Revue Glain, Salm et haute Ardenne — 8 pages, document PDF à consulter en ligne.

2. Les sobriquets à Règné dans les années 60

Dans les années 50 et 60, Regné était encore un village vivant où tout le monde se connaissait. On s'y côtoyait chaque jour : à la ferme, au café, à l'église, sur la grand-route. Dans ce monde-là, les sobriquets n'étaient pas des moqueries : c'était la façon naturelle et affectueuse dont on se désignait les uns les autres. Chaque maison avait le sien, hérité parfois de plusieurs générations, et il en disait souvent bien plus long sur une famille que son nom de famille officiel…

Le numéro en face du nom correspond à un emplacement sur la carte (ou sur la photo aérienne).

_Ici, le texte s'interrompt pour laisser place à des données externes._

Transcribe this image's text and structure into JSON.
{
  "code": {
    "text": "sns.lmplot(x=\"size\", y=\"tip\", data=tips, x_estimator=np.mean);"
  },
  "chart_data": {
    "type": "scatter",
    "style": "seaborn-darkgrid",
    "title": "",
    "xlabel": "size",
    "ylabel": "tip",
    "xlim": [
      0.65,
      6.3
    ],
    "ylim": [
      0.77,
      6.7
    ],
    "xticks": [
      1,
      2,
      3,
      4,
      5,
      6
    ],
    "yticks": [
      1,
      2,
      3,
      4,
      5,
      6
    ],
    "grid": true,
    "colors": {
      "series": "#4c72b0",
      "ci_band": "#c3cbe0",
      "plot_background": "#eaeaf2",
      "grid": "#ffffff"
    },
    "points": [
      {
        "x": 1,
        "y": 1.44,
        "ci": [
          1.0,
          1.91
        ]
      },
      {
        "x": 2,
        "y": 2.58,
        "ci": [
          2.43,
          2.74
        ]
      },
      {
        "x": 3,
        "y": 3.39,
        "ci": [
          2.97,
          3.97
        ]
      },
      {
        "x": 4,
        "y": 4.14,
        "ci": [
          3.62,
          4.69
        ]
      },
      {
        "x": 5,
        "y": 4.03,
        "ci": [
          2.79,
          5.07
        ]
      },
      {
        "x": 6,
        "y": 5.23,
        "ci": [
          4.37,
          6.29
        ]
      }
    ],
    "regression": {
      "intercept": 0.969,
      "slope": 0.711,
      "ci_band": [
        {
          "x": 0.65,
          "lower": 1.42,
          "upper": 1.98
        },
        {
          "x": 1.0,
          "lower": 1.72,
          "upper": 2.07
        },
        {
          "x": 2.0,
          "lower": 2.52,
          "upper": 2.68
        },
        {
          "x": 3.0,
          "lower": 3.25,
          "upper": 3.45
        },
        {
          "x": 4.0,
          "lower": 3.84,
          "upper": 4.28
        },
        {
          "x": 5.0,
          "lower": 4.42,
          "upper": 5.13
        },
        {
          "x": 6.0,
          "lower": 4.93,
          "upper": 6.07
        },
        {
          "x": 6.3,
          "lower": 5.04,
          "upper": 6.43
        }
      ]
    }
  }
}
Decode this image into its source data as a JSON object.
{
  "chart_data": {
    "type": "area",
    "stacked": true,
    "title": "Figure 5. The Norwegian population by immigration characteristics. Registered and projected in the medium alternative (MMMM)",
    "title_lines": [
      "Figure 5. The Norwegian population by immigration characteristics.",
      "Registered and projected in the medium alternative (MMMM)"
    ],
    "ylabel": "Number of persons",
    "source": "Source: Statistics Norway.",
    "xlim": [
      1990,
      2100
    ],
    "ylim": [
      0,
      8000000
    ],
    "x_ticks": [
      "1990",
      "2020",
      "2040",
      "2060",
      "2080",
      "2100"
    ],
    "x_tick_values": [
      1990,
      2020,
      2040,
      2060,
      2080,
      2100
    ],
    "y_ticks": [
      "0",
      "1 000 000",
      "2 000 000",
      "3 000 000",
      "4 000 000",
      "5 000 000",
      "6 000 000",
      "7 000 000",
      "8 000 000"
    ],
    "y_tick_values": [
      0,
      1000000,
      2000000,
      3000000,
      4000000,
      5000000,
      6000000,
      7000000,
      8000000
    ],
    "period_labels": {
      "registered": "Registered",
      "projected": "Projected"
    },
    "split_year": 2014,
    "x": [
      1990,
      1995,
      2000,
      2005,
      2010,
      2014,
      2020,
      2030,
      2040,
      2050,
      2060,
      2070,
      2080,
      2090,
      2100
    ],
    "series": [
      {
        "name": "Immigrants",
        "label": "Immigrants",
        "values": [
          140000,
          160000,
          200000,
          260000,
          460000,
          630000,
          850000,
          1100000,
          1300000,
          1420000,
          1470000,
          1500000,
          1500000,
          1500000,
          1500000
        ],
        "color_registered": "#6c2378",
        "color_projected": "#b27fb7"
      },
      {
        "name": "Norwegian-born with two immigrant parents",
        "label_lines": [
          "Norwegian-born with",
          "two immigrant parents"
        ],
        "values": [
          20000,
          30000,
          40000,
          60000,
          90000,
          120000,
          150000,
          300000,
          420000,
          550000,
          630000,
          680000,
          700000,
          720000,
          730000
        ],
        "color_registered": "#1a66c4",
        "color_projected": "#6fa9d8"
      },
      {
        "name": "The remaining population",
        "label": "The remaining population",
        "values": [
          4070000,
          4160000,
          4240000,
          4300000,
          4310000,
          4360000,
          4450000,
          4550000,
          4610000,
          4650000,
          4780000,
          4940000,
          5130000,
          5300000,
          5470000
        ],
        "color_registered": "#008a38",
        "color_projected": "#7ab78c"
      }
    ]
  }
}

Il ne correspond pas au numéro postal.

Remerciements à : Thérèse Wietkin, René Dubois, Léontine Lamboray, Maurice Boulangé, Joseph Gavroye, Jeanne Dubois et bien d'autres personnes qui ont contribué à retracer ces histoires…

Dans la liste ci-dessous, les matricules derrière les noms font référence à l'arbre généalogique des Laurent (voir Anciennes familles).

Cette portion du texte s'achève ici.